I am having a problem with the NX-API nxapi_auth cookie when using certificates to authenticate on a Nexus 9000 switch running NX-OS 9.3(8). The certificates work for authentication, but when I use a certificate to authenticate, I no longer get the nxapi_auth cookie.
I'll illustrate what I'm talking about by first showing how I am able to get a nxapi_auth cookie when using HTTP based username and password authentication. This works fine:
1> When I query a Nexus 9000 switch from the command line using the NX-API I do something like this:
curl --user [switch_username]:[password] -v -X POST -H "Accept: application/json" -H "Content-type: application/json" -d @commandFile -k https://<device-management-ip>/ins -D ~/cookieFile
username, password, and the device management IP are all filled in properly. The above command just shows the kind of syntax I'm using. The @commandFile is actually something like /home/username/commandFile. When passing in a file that contains the JSON command I need to use the full path.
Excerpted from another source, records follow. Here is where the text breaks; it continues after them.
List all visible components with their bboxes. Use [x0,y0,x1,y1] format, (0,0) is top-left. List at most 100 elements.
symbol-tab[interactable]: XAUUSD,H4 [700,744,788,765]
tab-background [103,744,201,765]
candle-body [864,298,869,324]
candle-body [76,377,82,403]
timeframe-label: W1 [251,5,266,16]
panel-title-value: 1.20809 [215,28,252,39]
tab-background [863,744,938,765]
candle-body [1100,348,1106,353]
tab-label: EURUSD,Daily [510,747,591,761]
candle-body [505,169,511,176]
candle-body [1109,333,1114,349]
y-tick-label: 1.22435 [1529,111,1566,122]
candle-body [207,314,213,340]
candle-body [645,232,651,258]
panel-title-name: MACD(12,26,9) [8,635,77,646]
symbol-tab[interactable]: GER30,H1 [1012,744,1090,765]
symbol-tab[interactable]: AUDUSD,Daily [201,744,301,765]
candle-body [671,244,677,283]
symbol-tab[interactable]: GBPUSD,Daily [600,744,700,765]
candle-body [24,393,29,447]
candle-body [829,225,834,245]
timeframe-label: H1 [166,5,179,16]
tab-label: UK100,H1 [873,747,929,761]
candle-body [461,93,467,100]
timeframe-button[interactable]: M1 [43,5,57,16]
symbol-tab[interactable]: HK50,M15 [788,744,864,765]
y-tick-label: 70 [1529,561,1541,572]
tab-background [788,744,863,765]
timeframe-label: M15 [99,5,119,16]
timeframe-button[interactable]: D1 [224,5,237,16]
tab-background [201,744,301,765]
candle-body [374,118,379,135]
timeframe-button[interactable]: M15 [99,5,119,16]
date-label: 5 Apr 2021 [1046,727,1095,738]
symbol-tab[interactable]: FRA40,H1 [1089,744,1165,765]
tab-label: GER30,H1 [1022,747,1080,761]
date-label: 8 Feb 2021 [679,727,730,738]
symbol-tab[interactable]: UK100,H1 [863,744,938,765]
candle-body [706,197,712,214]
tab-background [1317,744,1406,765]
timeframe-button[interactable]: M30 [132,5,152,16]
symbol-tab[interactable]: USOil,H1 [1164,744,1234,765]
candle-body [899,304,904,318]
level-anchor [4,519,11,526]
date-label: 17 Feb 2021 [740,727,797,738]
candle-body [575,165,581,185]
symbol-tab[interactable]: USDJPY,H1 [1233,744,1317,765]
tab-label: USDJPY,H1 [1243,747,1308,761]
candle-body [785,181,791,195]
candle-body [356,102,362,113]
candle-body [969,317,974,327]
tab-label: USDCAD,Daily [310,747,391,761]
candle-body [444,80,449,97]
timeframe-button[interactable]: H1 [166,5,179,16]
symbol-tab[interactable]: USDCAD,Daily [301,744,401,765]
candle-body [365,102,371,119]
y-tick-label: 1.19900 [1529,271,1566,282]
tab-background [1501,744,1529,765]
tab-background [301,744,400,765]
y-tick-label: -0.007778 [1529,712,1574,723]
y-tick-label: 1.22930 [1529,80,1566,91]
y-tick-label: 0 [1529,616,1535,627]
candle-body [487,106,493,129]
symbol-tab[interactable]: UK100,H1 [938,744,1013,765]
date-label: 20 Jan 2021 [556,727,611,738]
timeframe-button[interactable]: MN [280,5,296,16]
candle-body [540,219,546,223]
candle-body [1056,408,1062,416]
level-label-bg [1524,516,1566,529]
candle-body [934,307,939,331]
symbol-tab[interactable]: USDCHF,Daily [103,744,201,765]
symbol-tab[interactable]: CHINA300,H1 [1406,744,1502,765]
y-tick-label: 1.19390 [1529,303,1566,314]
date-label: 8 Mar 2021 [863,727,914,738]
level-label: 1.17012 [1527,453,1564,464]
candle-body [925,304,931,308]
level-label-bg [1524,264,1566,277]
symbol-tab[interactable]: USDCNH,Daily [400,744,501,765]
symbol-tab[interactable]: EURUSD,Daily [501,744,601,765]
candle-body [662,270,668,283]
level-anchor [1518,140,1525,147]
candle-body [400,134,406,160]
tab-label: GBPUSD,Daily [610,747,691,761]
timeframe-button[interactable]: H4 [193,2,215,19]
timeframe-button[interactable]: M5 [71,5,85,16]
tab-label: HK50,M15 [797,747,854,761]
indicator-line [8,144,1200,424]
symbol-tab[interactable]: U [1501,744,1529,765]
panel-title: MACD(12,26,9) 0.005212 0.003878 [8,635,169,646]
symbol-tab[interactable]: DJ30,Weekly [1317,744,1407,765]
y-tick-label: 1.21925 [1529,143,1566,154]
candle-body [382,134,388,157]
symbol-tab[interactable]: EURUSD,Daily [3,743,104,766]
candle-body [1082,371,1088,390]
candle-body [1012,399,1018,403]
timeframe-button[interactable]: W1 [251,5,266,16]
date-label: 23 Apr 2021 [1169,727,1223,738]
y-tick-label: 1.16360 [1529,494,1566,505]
2> The commandFile contains a JSON command that I need to run, something like this:
{"ins_api":{"version": "1.0", "type": "cli_show", "chunk": "0", "sid": "1", "input": "show clock","output_format": "json"}}
3> The cookieFile that is saved contains a number of values, but the one I need is this:
[...]
> Set-cookie: nxapi_auth:[switch_username]:[cookiestring]
[...]
This is normal / good / expected. This is example what I need. I can send that nxapi_auth cookie back for 10 minutes and reduce the load on the Cisco Nexus PAM as it will just re-use the login. I can use -b ~/cookieFile and skip using the --user authentication option. By sending the nxapi_auth cookie back for up to 10 minutes, I can stay logged in.
4> However, when I switch over to using certificate based authentication:
curl --user [username]: --tlsv1.2 --cacert ./ca.pem --cert ./user.crt:[cert_pass] --key ./user.key -v -X POST -H "Accept: application/json" -H "Content-type: application/json" -d @commandFile -k https://<device-management-ip>/ins -D ~/cookieFile
Then Problem: I don't get the nxapi_auth cookie any more. So, I believe that every time I run a query using a certificate, the Cisco Nexus PAM is going to handle it as a new authentication? That is not desirable. The Cisco NX API documentation doesn't state that using certificates gets rid of the nxapi_auth cookie, but it seems to be gone.
It appears that there is no way to get a cached login cookie when using certificates. Am I missing something here?